WSST - reassign transform for CWT

class audioflux.WSST(num=84, radix2_exp=12, samplate=32000, low_fre=None, high_fre=None, bin_per_octave=12, wavelet_type=WaveletContinueType.MORLET, scale_type=SpectralFilterBankScaleType.OCTAVE, gamma=None, beta=None, thresh=0.001, is_padding=True)

Wavelet synchrosqueezed transform (WSST)

Parameters

num: int

Number of frequency bins to generate

radix2_exp: int

fft_length=2**radix2_exp

samplate: int

Sampling rate of the incoming audio

low_fre: float

Lowest frequency

Linear/Linsapce/Mel/Bark/Erb, low_fre>=0. default: 0.0
Octave/Log, low_fre>=32.703. default: 32.703(C1)

high_fre: float

Highest frequency.

Default is 16000(samplate/2) Octave is not provided, it is based on musical pitch

bin_per_octave: int

Number of bins per octave.

scale_type: SpectralFilterBankScaleType

Spectral filter bank type.

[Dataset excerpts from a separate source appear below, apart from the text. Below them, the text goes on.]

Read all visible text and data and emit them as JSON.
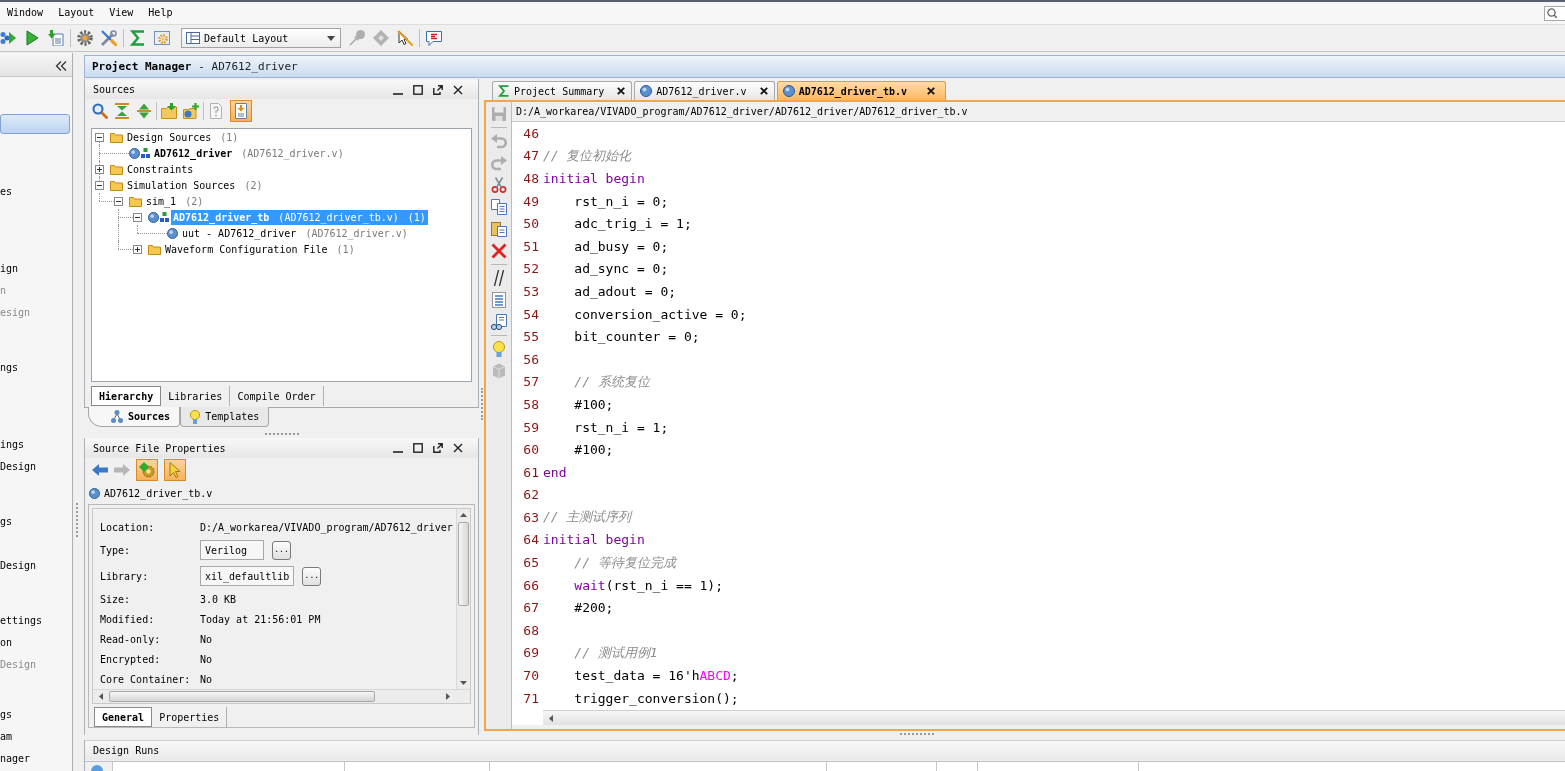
{
  "menu": [
    {
      "label": "Window"
    },
    {
      "label": "Layout"
    },
    {
      "label": "View"
    },
    {
      "label": "Help"
    }
  ],
  "toolbar": {
    "buttons": [
      {
        "disabled": false
      },
      {
        "disabled": false
      },
      {
        "disabled": false
      },
      {
        "disabled": false
      },
      {
        "disabled": false
      },
      {
        "disabled": false
      },
      {
        "disabled": false
      },
      {
        "disabled": true
      },
      {
        "disabled": true
      },
      {
        "disabled": false
      },
      {
        "disabled": false
      }
    ],
    "layout": {
      "value": "Default Layout"
    }
  },
  "navigator": {
    "groups": [
      {
        "items": [
          {
            "selected": true
          }
        ]
      },
      {
        "items": [
          {
            "label": "es",
            "selected": false,
            "disabled": false
          }
        ]
      },
      {
        "items": [
          {
            "label": "ign",
            "selected": false,
            "disabled": false
          },
          {
            "label": "n",
            "selected": false,
            "disabled": true
          },
          {
            "label": "esign",
            "selected": false,
            "disabled": true
          }
        ]
      },
      {
        "items": [
          {
            "label": "ngs",
            "selected": false,
            "disabled": false
          }
        ]
      },
      {
        "items": [
          {
            "label": "ings",
            "selected": false,
            "disabled": false
          },
          {
            "label": "Design",
            "selected": false,
            "disabled": false
          }
        ]
      },
      {
        "items": [
          {
            "label": "gs",
            "selected": false,
            "disabled": false
          }
        ]
      },
      {
        "items": [
          {
            "label": "Design",
            "selected": false,
            "disabled": false
          }
        ]
      },
      {
        "items": [
          {
            "label": "ettings",
            "selected": false,
            "disabled": false
          },
          {
            "label": "on",
            "selected": false,
            "disabled": false
          },
          {
            "label": "Design",
            "selected": false,
            "disabled": true
          }
        ]
      },
      {
        "items": [
          {
            "label": "gs",
            "selected": false,
            "disabled": false
          },
          {
            "label": "am",
            "selected": false,
            "disabled": false
          },
          {
            "label": "nager",
            "selected": false,
            "disabled": false
          }
        ]
      }
    ]
  },
  "project_manager": {
    "title": "Project Manager",
    "subtitle": "- AD7612_driver"
  },
  "sources": {
    "title": "Sources",
    "toolbar": [
      {
        "disabled": false,
        "on": false
      },
      {
        "disabled": false,
        "on": false
      },
      {
        "disabled": false,
        "on": false
      },
      {
        "disabled": false,
        "on": false
      },
      {
        "disabled": false,
        "on": false
      },
      {
        "disabled": true,
        "on": false
      },
      {
        "disabled": false,
        "on": true
      }
    ],
    "tree": [
      {
        "kind": "folder",
        "label": "Design Sources",
        "count": "(1)",
        "expanded": true,
        "selected": false,
        "children": [
          {
            "kind": "module",
            "label": "AD7612_driver",
            "file": "(AD7612_driver.v)",
            "top": true,
            "selected": false
          }
        ]
      },
      {
        "kind": "folder",
        "label": "Constraints",
        "expanded": false,
        "selected": false
      },
      {
        "kind": "folder",
        "label": "Simulation Sources",
        "count": "(2)",
        "expanded": true,
        "selected": false,
        "children": [
          {
            "kind": "folder",
            "label": "sim_1",
            "count": "(2)",
            "expanded": true,
            "selected": false,
            "children": [
              {
                "kind": "module",
                "label": "AD7612_driver_tb",
                "file": "(AD7612_driver_tb.v)",
                "count": "(1)",
                "top": true,
                "expanded": true,
                "selected": true,
                "children": [
                  {
                    "kind": "instance",
                    "label": "uut - AD7612_driver",
                    "file": "(AD7612_driver.v)",
                    "selected": false
                  }
                ]
              },
              {
                "kind": "folder",
                "label": "Waveform Configuration File",
                "count": "(1)",
                "expanded": false,
                "selected": false
              }
            ]
          }
        ]
      }
    ],
    "view_tabs": [
      {
        "label": "Hierarchy",
        "selected": true
      },
      {
        "label": "Libraries",
        "selected": false
      },
      {
        "label": "Compile Order",
        "selected": false
      }
    ]
  },
  "panel_tabs": [
    {
      "label": "Sources",
      "selected": true
    },
    {
      "label": "Templates",
      "selected": false
    }
  ],
  "properties": {
    "title": "Source File Properties",
    "toolbar": [
      {
        "disabled": false,
        "on": false
      },
      {
        "disabled": true,
        "on": false
      },
      {
        "disabled": false,
        "on": true
      },
      {
        "disabled": false,
        "on": true
      }
    ],
    "file": "AD7612_driver_tb.v",
    "rows": [
      {
        "kind": "text",
        "label": "Location:",
        "value": "D:/A_workarea/VIVADO_program/AD7612_driver"
      },
      {
        "kind": "field",
        "label": "Type:",
        "value": "Verilog",
        "button": "..."
      },
      {
        "kind": "field",
        "label": "Library:",
        "value": "xil_defaultlib",
        "button": "..."
      },
      {
        "kind": "text",
        "label": "Size:",
        "value": "3.0 KB"
      },
      {
        "kind": "text",
        "label": "Modified:",
        "value": "Today at 21:56:01 PM"
      },
      {
        "kind": "text",
        "label": "Read-only:",
        "value": "No"
      },
      {
        "kind": "text",
        "label": "Encrypted:",
        "value": "No"
      },
      {
        "kind": "text",
        "label": "Core Container:",
        "value": "No"
      }
    ],
    "tabs": [
      {
        "label": "General",
        "selected": true
      },
      {
        "label": "Properties",
        "selected": false
      }
    ]
  },
  "editor": {
    "tabs": [
      {
        "kind": "summary",
        "label": "Project Summary",
        "selected": false
      },
      {
        "kind": "file",
        "label": "AD7612_driver.v",
        "selected": false
      },
      {
        "kind": "file",
        "label": "AD7612_driver_tb.v",
        "selected": true
      }
    ],
    "path": "D:/A_workarea/VIVADO_program/AD7612_driver/AD7612_driver/AD7612_driver_tb.v",
    "toolbar": [
      {
        "disabled": true
      },
      {
        "disabled": true
      },
      {
        "disabled": true
      },
      {
        "disabled": false
      },
      {
        "disabled": false
      },
      {
        "disabled": false
      },
      {
        "disabled": false
      },
      {
        "disabled": false
      },
      {
        "disabled": false
      },
      {
        "disabled": false
      },
      {
        "disabled": false
      },
      {
        "disabled": true
      }
    ],
    "lines": [
      {
        "number": "46"
      },
      {
        "number": "47",
        "tokens": [
          {
            "kind": "comment",
            "text": "// 复位初始化"
          }
        ]
      },
      {
        "number": "48",
        "tokens": [
          {
            "kind": "keyword",
            "text": "initial begin"
          }
        ]
      },
      {
        "number": "49",
        "tokens": [
          {
            "kind": "plain",
            "text": "    rst_n_i = 0;"
          }
        ]
      },
      {
        "number": "50",
        "tokens": [
          {
            "kind": "plain",
            "text": "    adc_trig_i = 1;"
          }
        ]
      },
      {
        "number": "51",
        "tokens": [
          {
            "kind": "plain",
            "text": "    ad_busy = 0;"
          }
        ]
      },
      {
        "number": "52",
        "tokens": [
          {
            "kind": "plain",
            "text": "    ad_sync = 0;"
          }
        ]
      },
      {
        "number": "53",
        "tokens": [
          {
            "kind": "plain",
            "text": "    ad_adout = 0;"
          }
        ]
      },
      {
        "number": "54",
        "tokens": [
          {
            "kind": "plain",
            "text": "    conversion_active = 0;"
          }
        ]
      },
      {
        "number": "55",
        "tokens": [
          {
            "kind": "plain",
            "text": "    bit_counter = 0;"
          }
        ]
      },
      {
        "number": "56"
      },
      {
        "number": "57",
        "tokens": [
          {
            "kind": "comment",
            "text": "    // 系统复位"
          }
        ]
      },
      {
        "number": "58",
        "tokens": [
          {
            "kind": "plain",
            "text": "    #100;"
          }
        ]
      },
      {
        "number": "59",
        "tokens": [
          {
            "kind": "plain",
            "text": "    rst_n_i = 1;"
          }
        ]
      },
      {
        "number": "60",
        "tokens": [
          {
            "kind": "plain",
            "text": "    #100;"
          }
        ]
      },
      {
        "number": "61",
        "tokens": [
          {
            "kind": "keyword",
            "text": "end"
          }
        ]
      },
      {
        "number": "62"
      },
      {
        "number": "63",
        "tokens": [
          {
            "kind": "comment",
            "text": "// 主测试序列"
          }
        ]
      },
      {
        "number": "64",
        "tokens": [
          {
            "kind": "keyword",
            "text": "initial begin"
          }
        ]
      },
      {
        "number": "65",
        "tokens": [
          {
            "kind": "comment",
            "text": "    // 等待复位完成"
          }
        ]
      },
      {
        "number": "66",
        "tokens": [
          {
            "kind": "keyword",
            "text": "    wait"
          },
          {
            "kind": "plain",
            "text": "(rst_n_i == 1);"
          }
        ]
      },
      {
        "number": "67",
        "tokens": [
          {
            "kind": "plain",
            "text": "    #200;"
          }
        ]
      },
      {
        "number": "68"
      },
      {
        "number": "69",
        "tokens": [
          {
            "kind": "comment",
            "text": "    // 测试用例1"
          }
        ]
      },
      {
        "number": "70",
        "tokens": [
          {
            "kind": "plain",
            "text": "    test_data = 16'h"
          },
          {
            "kind": "literal",
            "text": "ABCD"
          },
          {
            "kind": "plain",
            "text": ";"
          }
        ]
      },
      {
        "number": "71",
        "tokens": [
          {
            "kind": "plain",
            "text": "    trigger_conversion();"
          }
        ]
      }
    ]
  },
  "design_runs": {
    "title": "Design Runs"
  }
}
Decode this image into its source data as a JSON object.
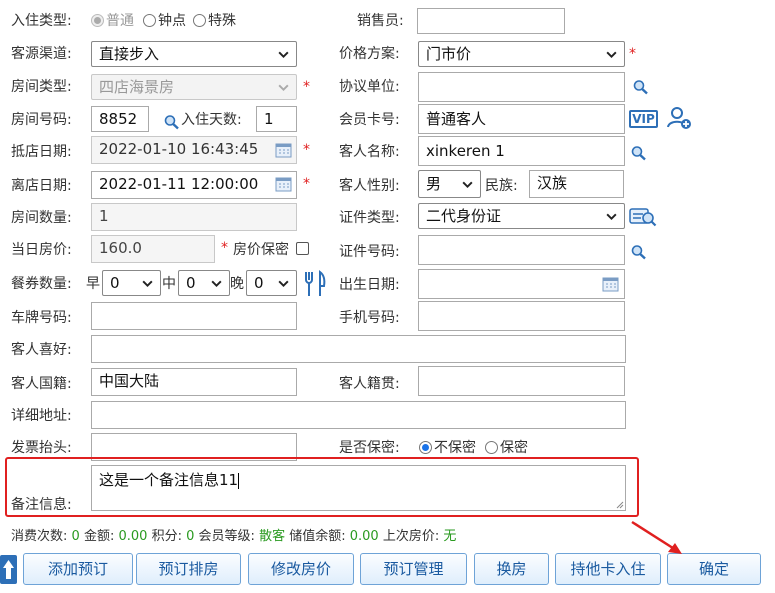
{
  "form": {
    "checkin_type": {
      "label": "入住类型:",
      "options": [
        "普通",
        "钟点",
        "特殊"
      ],
      "selected": "普通"
    },
    "salesperson": {
      "label": "销售员:",
      "value": ""
    },
    "source_channel": {
      "label": "客源渠道:",
      "value": "直接步入"
    },
    "price_plan": {
      "label": "价格方案:",
      "value": "门市价"
    },
    "room_type": {
      "label": "房间类型:",
      "value": "四店海景房"
    },
    "agreement_unit": {
      "label": "协议单位:",
      "value": ""
    },
    "room_number": {
      "label": "房间号码:",
      "value": "8852"
    },
    "stay_days": {
      "label": "入住天数:",
      "value": "1"
    },
    "member_card": {
      "label": "会员卡号:",
      "value": "普通客人"
    },
    "vip_badge": "VIP",
    "arrival_date": {
      "label": "抵店日期:",
      "value": "2022-01-10 16:43:45"
    },
    "guest_name": {
      "label": "客人名称:",
      "value": "xinkeren 1"
    },
    "departure_date": {
      "label": "离店日期:",
      "value": "2022-01-11 12:00:00"
    },
    "guest_gender": {
      "label": "客人性别:",
      "value": "男"
    },
    "ethnicity": {
      "label": "民族:",
      "value": "汉族"
    },
    "room_count": {
      "label": "房间数量:",
      "value": "1"
    },
    "id_type": {
      "label": "证件类型:",
      "value": "二代身份证"
    },
    "daily_price": {
      "label": "当日房价:",
      "value": "160.0"
    },
    "price_secret": {
      "label": "房价保密"
    },
    "id_number": {
      "label": "证件号码:",
      "value": ""
    },
    "meal_coupons": {
      "label": "餐券数量:",
      "breakfast_label": "早",
      "breakfast": "0",
      "lunch_label": "中",
      "lunch": "0",
      "dinner_label": "晚",
      "dinner": "0"
    },
    "birth_date": {
      "label": "出生日期:",
      "value": ""
    },
    "plate_number": {
      "label": "车牌号码:",
      "value": ""
    },
    "phone": {
      "label": "手机号码:",
      "value": ""
    },
    "preferences": {
      "label": "客人喜好:",
      "value": ""
    },
    "nationality": {
      "label": "客人国籍:",
      "value": "中国大陆"
    },
    "native_place": {
      "label": "客人籍贯:",
      "value": ""
    },
    "address": {
      "label": "详细地址:",
      "value": ""
    },
    "invoice_title": {
      "label": "发票抬头:",
      "value": ""
    },
    "confidential": {
      "label": "是否保密:",
      "options": [
        "不保密",
        "保密"
      ],
      "selected": "不保密"
    },
    "remarks": {
      "label": "备注信息:",
      "value": "这是一个备注信息11"
    }
  },
  "stats": {
    "visits_label": "消费次数:",
    "visits": "0",
    "amount_label": "金额:",
    "amount": "0.00",
    "points_label": "积分:",
    "points": "0",
    "level_label": "会员等级:",
    "level": "散客",
    "balance_label": "储值余额:",
    "balance": "0.00",
    "last_price_label": "上次房价:",
    "last_price": "无"
  },
  "buttons": {
    "add_reservation": "添加预订",
    "reservation_schedule": "预订排房",
    "modify_price": "修改房价",
    "reservation_manage": "预订管理",
    "change_room": "换房",
    "other_card_checkin": "持他卡入住",
    "confirm": "确定"
  },
  "colors": {
    "accent": "#1a73e8",
    "button_text": "#1a5aa0",
    "value_green": "#2a9a20",
    "highlight_red": "#e02020",
    "required": "#e02020"
  }
}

It determines the type of spectrogram.

See: type.SpectralFilterBankScaleType

wavelet_type: WaveletContinueType

Wavelet continue type

See: type.WaveletContinueType

Note

Default gamma/beta values for different wavelet_types:

morse: gamma=3 beta=20
morlet: gamma=6 beta=2
bump: gamma=5 beta=0.6
paul: gamma 4
dog: gamma 2 beta 2; must even
mexican: beta 2
hermit: gamma 5 beta 2
ricker: gamma 4

gamma: float or None

gamma value

beta: float or None

beta value

thresh: float

thresh

is_padding: bool

Whether to use padding.

See also

Reassign
Synsq

Examples

Read 220Hz audio data

>>> import audioflux as af
>>> audio_path = af.utils.sample_path('220')
>>> audio_arr, sr = af.read(audio_path)
>>> # WSST can only input fft_length data
>>> # For radix2_exp=12, then fft_length=4096
>>> audio_arr = audio_arr[..., :4096]

Create WSST object of mel

>>> from audioflux.type import SpectralFilterBankScaleType, WaveletContinueType
>>> from audioflux.utils import note_to_hz
>>> obj = af.WSST(num=128, radix2_exp=12, samplate=sr,
>>>               bin_per_octave=12, wavelet_type=WaveletContinueType.MORSE,
>>>               scale_type=SpectralFilterBankScaleType.MEL, is_padding=False)

Extract spectrogram

>>> import numpy as np
>>> wsst_spec_arr, cwt_spec_arr = obj.wsst(audio_arr)
>>> wsst_spec_arr = np.abs(wsst_spec_arr)
>>> cwt_spec_arr = np.abs(cwt_spec_arr)

Show spectrogram plot

>>> import matplotlib.pyplot as plt
>>> from audioflux.display import fill_spec
>>> # Show CWT
>>> fig, ax = plt.subplots()
>>> img = fill_spec(cwt_spec_arr, axes=ax,
>>>                 x_coords=obj.x_coords(),
>>>                 y_coords=obj.y_coords(),
>>>                 x_axis='time', y_axis='log',
>>>                 title='CWT-Mel')
>>> fig.colorbar(img, ax=ax)
>>>
>>> # Show WSST
>>> fig, ax = plt.subplots()
>>> img = fill_spec(wsst_spec_arr, axes=ax,
>>>                 x_coords=obj.x_coords(),
>>>                 y_coords=obj.y_coords(),
>>>                 x_axis='time', y_axis='log',
>>>                 title='WSST-Mel')
>>> fig.colorbar(img, ax=ax)

Methods

`get_bin_band_arr`()	Get bin band array
`get_fre_band_arr`()	Get an array of frequency bands of different scales.
`set_order`(order)	Set order
`wsst`(data_arr)	Get spectrogram data
`x_coords`()	Get the X-axis coordinate
`y_coords`()	Get the Y-axis coordinate

get_fre_band_arr()

Get an array of frequency bands of different scales. Based on the scale_type determination of the initialization.

Returns

out: np.ndarray [shape=(num,)]

get_bin_band_arr()

Get bin band array

Returns

out: np.ndarray [shape=(num,)]

set_order(order)

Set order

Parameters

order: int, >= 1

Returns

wsst(data_arr)

Get spectrogram data

Parameters

data_arr: np.ndarray [shape=(…, 2**radix2_exp)]: Input audio data

Returns

m_arr1: np.ndarray [shape=(…, fre, time), dtype=np.complex]: The matrix of WSST
m_arr2: np.ndarray [shape=(…, fre, time), dtype=np.complex]: The matrix of origin(CWT)

y_coords()

Get the Y-axis coordinate

Returns

out: np.ndarray

x_coords()

Get the X-axis coordinate

Returns

out: np.ndarray